I tent to agree with not showing such advanced stuff by default to
innocent users. This would be a specialised feature.
> 2. For RGB, is there really, at the present time, any source more applicable than sRGB for untagged objects? I say no (specifically, not yet defined). What does everybody else think?
>
> a. If it's untagged but not sRGB:
> i. How could or why should the user possibly know this?
> ii. Why is it untagged? Was it never tagged to begin with, or did something else in the pipeline strip it? Why?
> iii. Why would I be limited to this list of RGB? For it to have *any* purpose it would have to be capable of listing every possible RGB space.
>
> I don't know that I need to go on how completely inapplicable it is for an end user to define the source space for untagged RGB. If we're going to be putting kludges into PPDs because something upstream isn't working, we're going to have a really fakaked and kludgy color management system (and PPDs) once all is said and done.
>
> 3. Why and how could there possibly be different sources for text, images and vector graphics? This makes less sense than the very option of choosing color spaces, unless of course, it is anticipating the existence and acceptance of malevolent applications that ignorantly strip ICC profile metadata.
It appears to come from the legitimate wish, to print text with pure
black and not with any other colour channels involved.
> 4. So what gets used? What the user chooses in the print dialog from the pop-ups that this portion of the PPD generates? Or what the user has chosen elsewhere in their applications, or in the Gnome Color Manager or Oyranos or whatever their ancestors are? How many different locations do we really need for users to set default color spaces for untagged objects?
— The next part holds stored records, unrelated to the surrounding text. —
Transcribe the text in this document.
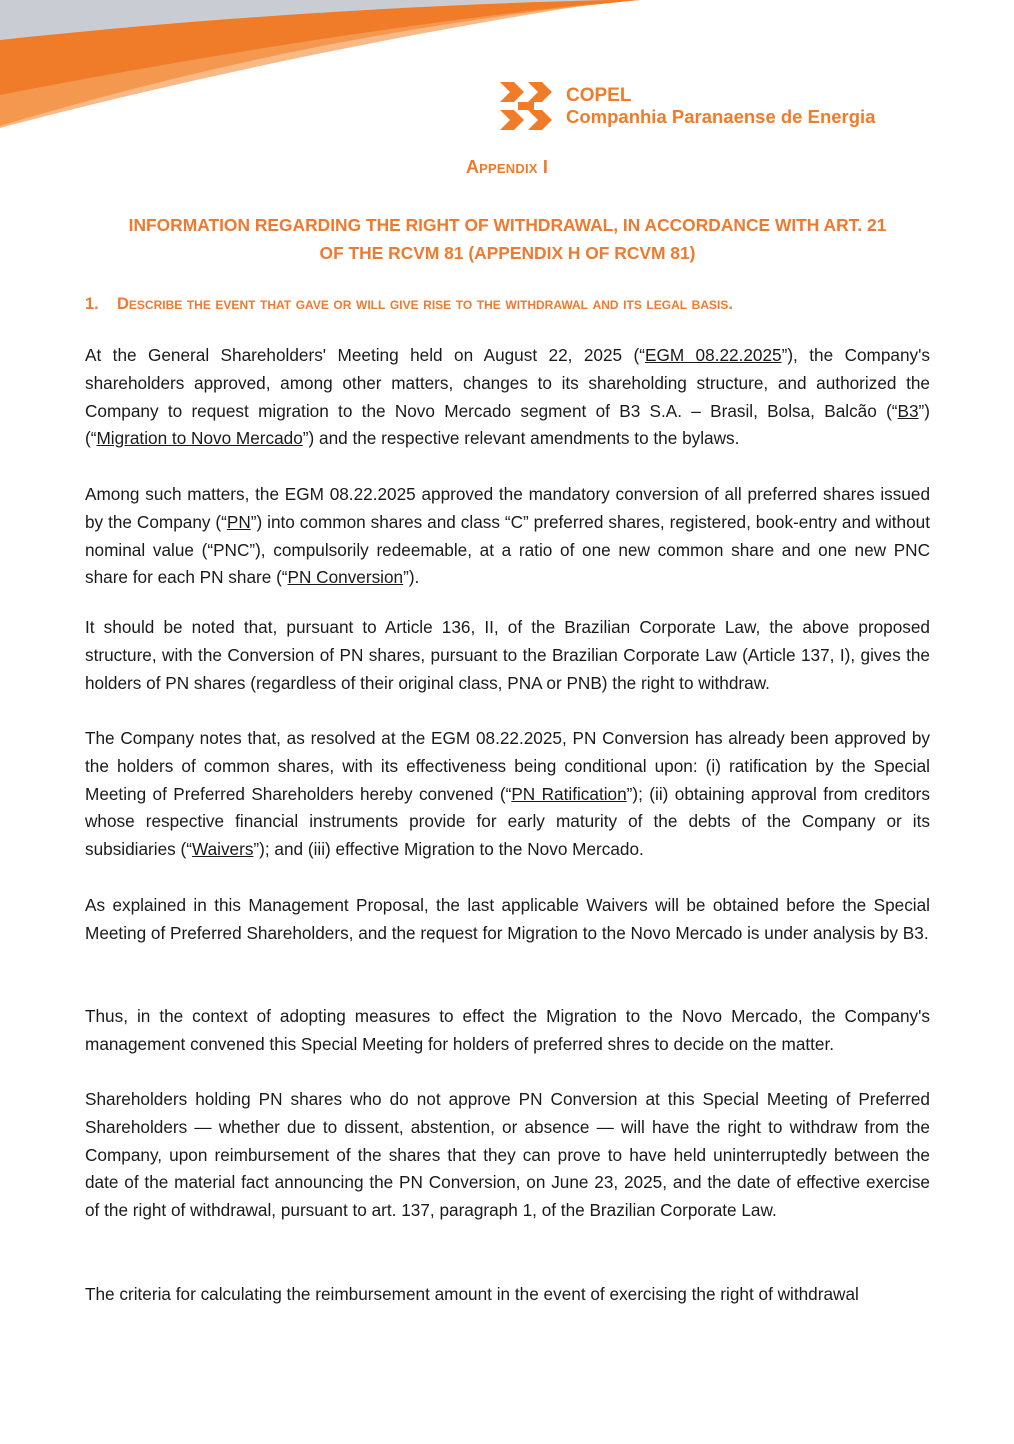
COPEL
Companhia Paranaense de Energia
Appendix I
INFORMATION REGARDING THE RIGHT OF WITHDRAWAL, IN ACCORDANCE WITH ART. 21
OF THE RCVM 81 (APPENDIX H OF RCVM 81)
1. Describe the event that gave or will give rise to the withdrawal and its legal basis.

At the General Shareholders' Meeting held on August 22, 2025 (“EGM 08.22.2025”), the Company's shareholders approved, among other matters, changes to its shareholding structure, and authorized the Company to request migration to the Novo Mercado segment of B3 S.A. – Brasil, Bolsa, Balcão (“B3”) (“Migration to Novo Mercado”) and the respective relevant amendments to the bylaws.

Among such matters, the EGM 08.22.2025 approved the mandatory conversion of all preferred shares issued by the Company (“PN”) into common shares and class “C” preferred shares, registered, book-entry and without nominal value (“PNC”), compulsorily redeemable, at a ratio of one new common share and one new PNC share for each PN share (“PN Conversion”).

It should be noted that, pursuant to Article 136, II, of the Brazilian Corporate Law, the above proposed structure, with the Conversion of PN shares, pursuant to the Brazilian Corporate Law (Article 137, I), gives the holders of PN shares (regardless of their original class, PNA or PNB) the right to withdraw.

The Company notes that, as resolved at the EGM 08.22.2025, PN Conversion has already been approved by the holders of common shares, with its effectiveness being conditional upon: (i) ratification by the Special Meeting of Preferred Shareholders hereby convened (“PN Ratification”); (ii) obtaining approval from creditors whose respective financial instruments provide for early maturity of the debts of the Company or its subsidiaries (“Waivers”); and (iii) effective Migration to the Novo Mercado.

As explained in this Management Proposal, the last applicable Waivers will be obtained before the Special Meeting of Preferred Shareholders, and the request for Migration to the Novo Mercado is under analysis by B3.

Thus, in the context of adopting measures to effect the Migration to the Novo Mercado, the Company's management convened this Special Meeting for holders of preferred shres to decide on the matter.

Shareholders holding PN shares who do not approve PN Conversion at this Special Meeting of Preferred Shareholders — whether due to dissent, abstention, or absence — will have the right to withdraw from the Company, upon reimbursement of the shares that they can prove to have held uninterruptedly between the date of the material fact announcing the PN Conversion, on June 23, 2025, and the date of effective exercise of the right of withdrawal, pursuant to art. 137, paragraph 1, of the Brazilian Corporate Law.

The criteria for calculating the reimbursement amount in the event of exercising the right of withdrawal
I have the feeling we discuss about the right problem to solve in a
difficult place. Anyway, its a interesting problem.
>>
>> That pdd also supports a simulation profile for DeviceCMYK:
>>
>> Simulation Profile: None *SWOP Euroscale Commercial DIC TOYO
> This is annoying and nonsensical also, but there's probably not a lot that can be done about it in a v1.0 or short term. This is a relic of a bygone era. And how it works varies from printer to printer. So preventing it from happening, and then rolling better conversions (even default ones) within a new framework which would achieve better consistency from device to device, is a long shot. By default, this means there is no such thing as /DeviceCMYK on this printer. An internal conversion will occur. It expects to receive SWOP, and usually such a system has *NO MEANS* of communicating this expectation upstream so the data can be properly submitted every time.
Proofing belongs either into the applications or, at the moment, into a
hand crafted xxxtoraster filter.
Too many might loose overview if we try to put all bells and whistles
into v1.0. We are already very busy on discussing the very basics and
how to get that v1.0 working including naming and working on bugs.